The combination of Aslan's immediate display of offense and his line "a Muslim scholar's right to write about Jesus" set the stage for all sorts of pointless bloviation about Green's questioning his right to write a book about Jesus. Not only do I think this misses the mark, I think it would be going way past the facts to claim that Green questioned the propriety (which is another thing entirely) of his writing this book. Despite his many repetitions of his credentials, he was not questioned on his qualifications for writing the book (but many have naturally questioned it since the interview).
But Aslan displayed from the beginning of the interview his awareness of what he was actually being asked. He was being asked about his motivation in writing the book, and immediately hid behind his credentials and his "job," as though his qualifications entailed objectivity, and avoided the very explanation that frames his entire book.

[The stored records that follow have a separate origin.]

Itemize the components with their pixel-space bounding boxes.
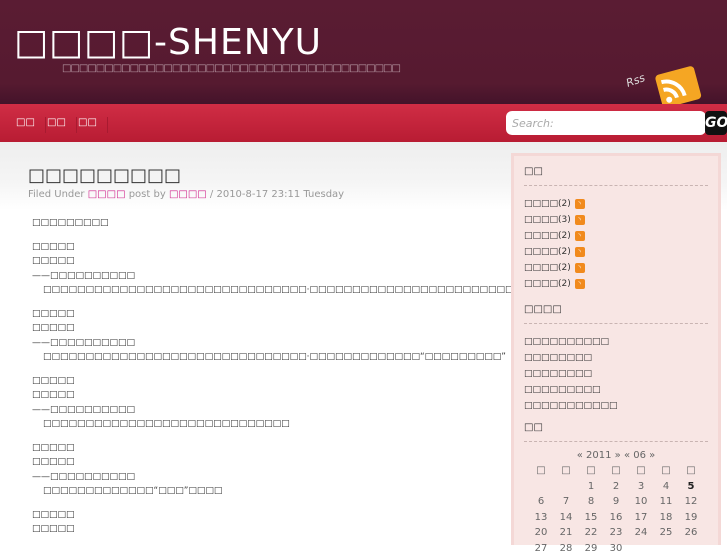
header: □□□□-SHENYU □□□□□□□□□□□□□□□□□□□□□□□□□□□□… (0, 0, 727, 104)
category-item[interactable]: □□□□(2)◝ (524, 276, 718, 292)
category-item[interactable]: □□□□(2)◝ (524, 244, 718, 260)
calendar-day: 18 (654, 510, 679, 526)
calendar-day (529, 479, 554, 495)
calendar-day: 19 (679, 510, 704, 526)
nav-item-3[interactable]: □□ (68, 117, 108, 133)
categories-heading: □□ (524, 166, 708, 186)
stanza: □□□□□□□□□□——□□□□□□□□□□□□□□□□□□□□□□□□□□□□… (32, 240, 539, 298)
post-by-label: post by (129, 189, 166, 200)
calendar-day: 24 (629, 525, 654, 541)
weekday-label: □ (529, 463, 554, 479)
link-item[interactable]: □□□□□□□□□ (524, 382, 718, 398)
rss-label: Rss (624, 71, 646, 90)
category-item[interactable]: □□□□(2)◝ (524, 260, 718, 276)
rss-icon[interactable]: ◝ (575, 247, 585, 257)
calendar-week: 12345 (529, 479, 704, 495)
rss-icon (654, 66, 702, 106)
category-list: □□□□(2)◝ □□□□(3)◝ □□□□(2)◝ □□□□(2)◝ □□□□… (514, 196, 718, 292)
calendar-day: 16 (604, 510, 629, 526)
calendar-day: 15 (579, 510, 604, 526)
calendar-day: 10 (629, 494, 654, 510)
calendar-day (654, 541, 679, 556)
calendar-day: 2 (604, 479, 629, 495)
calendar-day: 5 (679, 479, 704, 495)
rss-icon[interactable]: ◝ (575, 279, 585, 289)
calendar-day: 8 (579, 494, 604, 510)
search-go-button[interactable]: GO (705, 111, 727, 135)
rss-icon[interactable]: ◝ (575, 199, 585, 209)
rss-icon[interactable]: ◝ (575, 263, 585, 273)
stanza: □□□□□□□□□□ (32, 508, 539, 537)
calendar-day: 22 (579, 525, 604, 541)
author-link[interactable]: □□□□ (169, 189, 207, 200)
post-title[interactable]: □□□□□□□□□ (28, 165, 181, 186)
calendar-day: 9 (604, 494, 629, 510)
link-list: □□□□□□□□□□ □□□□□□□□ □□□□□□□□ □□□□□□□□□ □… (514, 334, 718, 414)
calendar-day: 11 (654, 494, 679, 510)
calendar-weekdays: □□□□□□□ (529, 463, 704, 479)
rss-icon[interactable]: ◝ (575, 215, 585, 225)
post-content: □□□□□□□□□ □□□□□□□□□□——□□□□□□□□□□□□□□□□□□… (32, 216, 539, 546)
weekday-label: □ (554, 463, 579, 479)
calendar-nav[interactable]: « 2011 » « 06 » (514, 450, 718, 461)
calendar-day: 29 (579, 541, 604, 556)
rss-feed-button[interactable]: Rss (626, 64, 706, 106)
stanza: □□□□□□□□□□——□□□□□□□□□□□□□□□□□□□□□□□□□□□□… (32, 307, 539, 365)
category-link[interactable]: □□□□ (88, 189, 126, 200)
calendar-day: 30 (604, 541, 629, 556)
calendar-day: 4 (654, 479, 679, 495)
calendar-day: 6 (529, 494, 554, 510)
calendar-day (554, 479, 579, 495)
calendar-day: 20 (529, 525, 554, 541)
post-meta: Filed Under □□□□ post by □□□□ / 2010-8-1… (28, 189, 344, 200)
calendar-day: 27 (529, 541, 554, 556)
calendar-day (679, 541, 704, 556)
stanza: □□□□□□□□□□——□□□□□□□□□□□□□□□□□□□□□□□□□□□□… (32, 374, 539, 432)
calendar: « 2011 » « 06 » □□□□□□□12345678910111213… (514, 450, 718, 556)
calendar-week: 6789101112 (529, 494, 704, 510)
link-item[interactable]: □□□□□□□□□□ (524, 334, 718, 350)
search-input[interactable]: Search: (506, 111, 706, 135)
site-title[interactable]: □□□□-SHENYU (14, 22, 322, 63)
site-tagline: □□□□□□□□□□□□□□□□□□□□□□□□□□□□□□□□□□□□□□□□ (62, 63, 400, 74)
calendar-day: 3 (629, 479, 654, 495)
calendar-day: 17 (629, 510, 654, 526)
stanza: □□□□□□□□□□——□□□□□□□□□□□□□□□□□□□□□□□“□□□”… (32, 441, 539, 499)
calendar-day: 23 (604, 525, 629, 541)
post-date: / 2010-8-17 23:11 Tuesday (210, 189, 344, 200)
intro: □□□□□□□□□ (32, 216, 539, 231)
calendar-day: 25 (654, 525, 679, 541)
calendar-day: 13 (529, 510, 554, 526)
calendar-day: 28 (554, 541, 579, 556)
calendar-day: 1 (579, 479, 604, 495)
category-item[interactable]: □□□□(2)◝ (524, 228, 718, 244)
category-item[interactable]: □□□□(3)◝ (524, 212, 718, 228)
calendar-week: 13141516171819 (529, 510, 704, 526)
calendar-heading: □□ (524, 422, 708, 442)
calendar-day: 14 (554, 510, 579, 526)
calendar-week: 20212223242526 (529, 525, 704, 541)
link-item[interactable]: □□□□□□□□ (524, 366, 718, 382)
calendar-day: 26 (679, 525, 704, 541)
weekday-label: □ (604, 463, 629, 479)
sidebar: □□ □□□□(2)◝ □□□□(3)◝ □□□□(2)◝ □□□□(2)◝ □… (511, 153, 721, 545)
link-item[interactable]: □□□□□□□□□□□ (524, 398, 718, 414)
weekday-label: □ (579, 463, 604, 479)
link-item[interactable]: □□□□□□□□ (524, 350, 718, 366)
calendar-day (629, 541, 654, 556)
links-heading: □□□□ (524, 304, 708, 324)
calendar-week: 27282930 (529, 541, 704, 556)
weekday-label: □ (679, 463, 704, 479)
weekday-label: □ (629, 463, 654, 479)
category-item[interactable]: □□□□(2)◝ (524, 196, 718, 212)
weekday-label: □ (654, 463, 679, 479)
calendar-day: 21 (554, 525, 579, 541)
calendar-day: 12 (679, 494, 704, 510)
calendar-day: 7 (554, 494, 579, 510)
rss-icon[interactable]: ◝ (575, 231, 585, 241)
filed-under-label: Filed Under (28, 189, 85, 200)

He has elsewhere admitted that he wrote the book with a very strong personal, ideological bias. It had nothing to do with his "job" as either a professor of creative writing or as visiting professor of contemporary religious issues. (The "job" he had in mind was apparently not his paid job as professor, but his calling, as he sees it, as a public intellectual.) As he states in his book, it had everything to do with his conversion into being a follower of a 2000-year-old political radical. He had an ideological bias, and it inspires, informs, and permeates his book.
Why would he, being a Muslim, write a book about Jesus? It's really very simple. When academic intellectuals in college made him realize his beloved Bible was a bunch of faerie tales, Aslan realized long ago that the materialism of Marx was much more relevant than some fictitious "old man in the sky." Any mysticism he embraces now sees as much divinity in a chair as in a human being. But his activism is informed by collectivist materialism without any apparent transcendent vision except as a narrative gloss. And it is convenient that "faith" in his jargon is always inexpressible, because even though he claims to be a polyglot in the symbolic languages of the transcendent (i.e. religions) he seems incapable of expressing a transcendent reality in any one of them. Whether or not he is serious about Sufism, mysticism seems to be the perfect mask for someone who sees a personal relationship with Transcendent Reality as a poor (sham) substitute for rationalism.
Lauren Green was ill-prepared for Aslan. The agreement between Aslan's Jesus and Islam's Jesus is somewhat coincidental. The mere humanity of Islam's Jesus (the point of Islam's "radical unity of God") suits the materialism of Aslan's Jesus, but the materialism is metaphysically prior. Lauren Green depended too heavily on Dickerson's review of Zealot, and didn't read that review closely enough. Dickerson took issue with how he saw Zealot being promoted, and Green assumed this was how Aslan was presenting his book. She needed to have done her homework. Green and Dickerson took Reza at his word that he was a Muslim. But to Reza, one is a Muslim simply if one identifies as such. How do you engage a professed Muslim who is without Muslim beliefs, when his beliefs and actions are dictated by another Weltanschauung entirely? Yet Reza ultimately vindicated Green's point about "disclosure" by evading disclosure of his anti-capitalist agenda.
Green fumbled the ball. She could have consulted with several historians and theologians. That might have required waiting a few weeks, but I think it would have paid off. It was a ridiculous interview. But ultimately, not because of Lauren Green.